Hi All,
Looking for approaches/suggestions on how to automate the role and access profile on IDN Org. Using powershell scripts via API is one option, however are there any possibilities to use workflows for doing this? Also, any other ways this can be done?
Thanks,
Shailee
The best way is indeed some kind of tool that can call the APIs in bulk. One option is the ‘role utility’ SailPoint has made, although it’s been a long time since I’ve used it.
Internally, we have created our own toolkits that can do this. With the SDKs SailPoint has shared this should be pretty easy nowadays:
Hi @sauvee ,
How about workflows on tenant? I understand that workflows have their own limitations, however finding a way if its possible to be done on tenant itself
That then depends on the input that you want to provide. You can trigger a workflow in many ways, for instance you could trigger based on an attribute changing on the identity or an aggregation finishing.

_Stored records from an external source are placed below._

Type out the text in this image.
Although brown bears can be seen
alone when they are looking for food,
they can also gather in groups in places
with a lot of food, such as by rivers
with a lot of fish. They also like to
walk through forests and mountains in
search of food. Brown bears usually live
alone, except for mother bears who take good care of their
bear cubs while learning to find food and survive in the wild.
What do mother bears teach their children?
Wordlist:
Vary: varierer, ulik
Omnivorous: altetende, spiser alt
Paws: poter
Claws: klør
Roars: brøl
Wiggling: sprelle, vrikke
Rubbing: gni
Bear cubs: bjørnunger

However, I don’t generally see those as good triggers for role / access profile creation.
That would leave an ‘external trigger’ which would allow you to call the workflow execution via an API call. That could work, but I think this would be similar to doing this via a script / piece of code and would not be better. In fact, I think it would be more cumbersome to troubleshoot anyway.
Thanks @sauvee . That was our assessment also.
Hello,
With ISC VS code plugin it’s possible to create access profiles and roles from csv file any without code SailPoint IdentityNow VS Code Extension Now Available - Announcements - SailPoint Developer Community
This topic was automatically closed 60 days after the last reply. New replies are no longer allowed.